Si l’on comprend le sens du rapprochement du réseau des PAEJ avec le Service Public Régional d’Orientation, les PAEJ ayant vocation à travailler de concert avec l’ensemble des acteurs présents sur les territoires et agissant auprès des jeunes, il ne pourrait être bénéfique qu’à une double condition.

D’abord, la spécificité de l’accueil libre et global de ces structures doit être conservée. Le fait de proposer aux jeunes en situation de vulnérabilité un lieu proche, qui leur offre une vraie écoute, sans segmenter les questions soulevées par ces derniers est précieux et fait des PAEJ des soutiens. Ils peuvent aussi être des portes d’entrée, le cas échéant, sur la diversité des accompagnements spécialisés, offerts par l’État et les collectivités territoriales.

Ensuite, un tel rapprochement n’est utile que s’il débouche sur une pérennisation du financement de ces structures économes et souples, et sur un renforcement des liens avec les autres acteurs de l’accompagnement et de la jeunesse, pour un travail plus efficace et proche des préoccupations des territoires.

Ainsi, dans l’attente des conclusions des travaux en cours et de la révision du cahier des charges des PAEJ, les financements prévus au programme 304 sont reconduits pour 2017

CONCLUSION

Lors de son audition, M. Marc Leray, président de l’association nationale des points d’accueil et d’écoute des jeunes avait bien rappelé le rôle des PAEJ et leurs spécificités, qui en font des structures originales et utiles :

« Le PAEJ est situé dans les interstices de l’organisation sociale, au point où le lien social risque de se rompre. Malgré les rigueurs financières et les variations du portage politique, le maintien de ces points de contact démontre leur pertinence. Ils trouvent des financements auprès d’une quinzaine d’interlocuteurs annuels. Combien d’institutions ont autant de financeurs ? S’ils n’étaient pas efficaces, ils auraient disparu.

On peut en effet souscrire à cette analyse. D’ailleurs les rapports qui se sont intéressés au sort des PAEJ ainsi que les auditions qui ont pu être menées pour l’élaboration du présent avis budgétaire convergent. Les PAEJ, de par leur souplesse d’organisation, leur adaptabilité aux problématiques des territoires et les rapports qu’ils ont pu nouer avec les acteurs de terrain, sont impliqués dans toutes les dimensions de la vulnérabilité des jeunes (école, formation, emploi, logement, santé, social…).

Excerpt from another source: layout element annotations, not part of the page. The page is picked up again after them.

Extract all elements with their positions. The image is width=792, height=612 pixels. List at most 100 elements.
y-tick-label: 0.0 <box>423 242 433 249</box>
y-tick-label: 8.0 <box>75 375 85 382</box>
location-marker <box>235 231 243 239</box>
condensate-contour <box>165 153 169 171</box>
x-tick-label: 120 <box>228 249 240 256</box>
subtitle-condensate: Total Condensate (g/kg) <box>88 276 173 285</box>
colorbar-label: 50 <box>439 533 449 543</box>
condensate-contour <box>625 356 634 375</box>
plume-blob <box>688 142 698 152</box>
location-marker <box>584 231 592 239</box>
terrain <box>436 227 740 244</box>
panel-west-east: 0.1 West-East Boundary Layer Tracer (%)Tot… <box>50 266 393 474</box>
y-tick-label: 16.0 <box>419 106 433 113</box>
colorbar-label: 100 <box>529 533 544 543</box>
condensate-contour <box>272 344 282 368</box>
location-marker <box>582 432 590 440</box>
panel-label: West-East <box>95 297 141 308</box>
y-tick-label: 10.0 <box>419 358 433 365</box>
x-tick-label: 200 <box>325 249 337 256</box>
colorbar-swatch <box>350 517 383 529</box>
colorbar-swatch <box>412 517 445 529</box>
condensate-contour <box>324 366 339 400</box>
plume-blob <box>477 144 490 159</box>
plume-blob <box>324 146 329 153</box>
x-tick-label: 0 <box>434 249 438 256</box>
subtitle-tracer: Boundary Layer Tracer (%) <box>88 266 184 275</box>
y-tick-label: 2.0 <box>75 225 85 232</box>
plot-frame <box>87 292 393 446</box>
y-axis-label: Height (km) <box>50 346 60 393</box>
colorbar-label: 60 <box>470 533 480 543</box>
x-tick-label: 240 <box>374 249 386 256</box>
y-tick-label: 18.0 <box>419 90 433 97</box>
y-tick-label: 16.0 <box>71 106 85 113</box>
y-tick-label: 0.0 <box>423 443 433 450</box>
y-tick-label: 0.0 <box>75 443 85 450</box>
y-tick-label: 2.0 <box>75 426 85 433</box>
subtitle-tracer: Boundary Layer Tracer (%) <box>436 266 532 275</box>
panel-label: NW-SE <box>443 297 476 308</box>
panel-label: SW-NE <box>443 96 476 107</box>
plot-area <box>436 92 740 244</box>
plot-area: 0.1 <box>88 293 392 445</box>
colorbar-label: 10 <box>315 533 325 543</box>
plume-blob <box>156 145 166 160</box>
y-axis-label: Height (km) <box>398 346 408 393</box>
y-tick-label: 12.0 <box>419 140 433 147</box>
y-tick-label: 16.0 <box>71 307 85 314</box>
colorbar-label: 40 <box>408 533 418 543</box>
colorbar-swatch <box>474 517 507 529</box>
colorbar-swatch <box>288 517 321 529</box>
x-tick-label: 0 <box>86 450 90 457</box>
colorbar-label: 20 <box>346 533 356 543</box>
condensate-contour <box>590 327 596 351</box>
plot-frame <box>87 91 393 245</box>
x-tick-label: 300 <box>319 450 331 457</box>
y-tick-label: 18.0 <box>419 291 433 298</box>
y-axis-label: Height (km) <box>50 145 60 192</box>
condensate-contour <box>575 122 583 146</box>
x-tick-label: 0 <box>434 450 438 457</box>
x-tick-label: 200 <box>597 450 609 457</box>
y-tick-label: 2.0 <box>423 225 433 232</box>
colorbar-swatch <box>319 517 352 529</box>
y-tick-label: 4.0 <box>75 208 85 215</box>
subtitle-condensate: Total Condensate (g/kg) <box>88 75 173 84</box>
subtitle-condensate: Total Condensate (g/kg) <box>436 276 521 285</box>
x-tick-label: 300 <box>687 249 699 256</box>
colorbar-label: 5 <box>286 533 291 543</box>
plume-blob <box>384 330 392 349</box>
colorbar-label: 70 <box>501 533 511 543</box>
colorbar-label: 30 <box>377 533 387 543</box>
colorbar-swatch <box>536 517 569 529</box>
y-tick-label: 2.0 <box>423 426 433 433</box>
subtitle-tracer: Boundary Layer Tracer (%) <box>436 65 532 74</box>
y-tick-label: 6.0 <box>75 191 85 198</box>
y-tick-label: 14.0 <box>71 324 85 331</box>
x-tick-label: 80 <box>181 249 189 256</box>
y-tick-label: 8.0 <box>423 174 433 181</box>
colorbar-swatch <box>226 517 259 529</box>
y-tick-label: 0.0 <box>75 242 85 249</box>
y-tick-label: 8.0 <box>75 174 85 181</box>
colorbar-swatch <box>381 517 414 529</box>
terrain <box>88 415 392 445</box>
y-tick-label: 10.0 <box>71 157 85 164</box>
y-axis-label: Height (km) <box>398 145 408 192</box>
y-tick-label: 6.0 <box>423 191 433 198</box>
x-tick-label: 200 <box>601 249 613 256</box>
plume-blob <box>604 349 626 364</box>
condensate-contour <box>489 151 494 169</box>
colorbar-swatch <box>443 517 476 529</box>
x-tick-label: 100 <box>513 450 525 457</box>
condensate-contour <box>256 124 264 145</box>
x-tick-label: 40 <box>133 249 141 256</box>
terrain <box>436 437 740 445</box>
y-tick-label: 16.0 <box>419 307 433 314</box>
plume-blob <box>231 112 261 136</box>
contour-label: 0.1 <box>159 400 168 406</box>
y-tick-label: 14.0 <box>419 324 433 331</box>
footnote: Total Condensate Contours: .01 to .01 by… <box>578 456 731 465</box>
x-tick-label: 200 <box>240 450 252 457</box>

Comme le rappelle justement M. Leray : « Les PAEJ sont un dispositif d’action sociale sans équivalent parce qu’il est désinstitutionnalisé, ce qui permet de retrouver le contact avec le public décrocheur qui a perdu la possibilité de s’adresser aux institutions de droit commun. »

À travers les PAEJ, « l’État peut intervenir directement auprès du public des décrocheurs, fédérer et piloter l’action publique à tous les échelons du territoire, alors que les compétences de jeunesse sont partagées entre les collectivités et que les politiques de cohésion sociale, de la famille, et de la ville sont divisées entre plusieurs administrations. »

Au-delà de la question précise de l’évolution du rôle et du positionnement des PAEJ, c’est la question de la segmentation des politiques publiques de la jeunesse qui peut être interrogée.

En effet chaque collectivité territoriale, chaque service public dispose de ses lieux d’accueils, de ses codes et de ses démarches, sans qu’il soit facile, pour les jeunes en situation de vulnérabilité, de savoir à qui s’adresser et même sur quelles problématiques.

Cette situation est renforcée par une tendance, à cet âge de transition, à se replier sur soi et à rejeter toute forme d’institution. C’est dans ce contexte qu’il faut envisager les dispositifs de soutien à la jeunesse vulnérable, en décloisonnant les champs d’action pour se concentrer sur l’essentiel qu’est l’insertion sociale et le bien-être de la jeunesse.

TRAVAUX DE LA COMMISSION

À l’issue de l’audition, en commission élargie, de Mme Laurence Rossignol, ministre des Familles, de l’Enfance et des Droits des femmes, de Mme Ségolène Neuville, secrétaire d’État auprès de la ministre des affaires sociales et de la santé, chargée des personnes handicapées et de la lutte contre l’exclusion, et de Mme Pascale Boistard, secrétaire d’État auprès de la ministre des affaires sociales et de la santé, chargée des personnes âgées et de l’autonomie, (voir le compte rendu de la commission élargie du 9 novembre 2016 à 9 heures (8)) la commission des affaires sociales examine, pour avis, les crédits pour 2017 de la mission « Solidarité, insertion et égalité des chances » sur le rapport de Mme Luce Pane (solidarité) et de Mme Kheira Bouziane-Laroussi (handicap et dépendance).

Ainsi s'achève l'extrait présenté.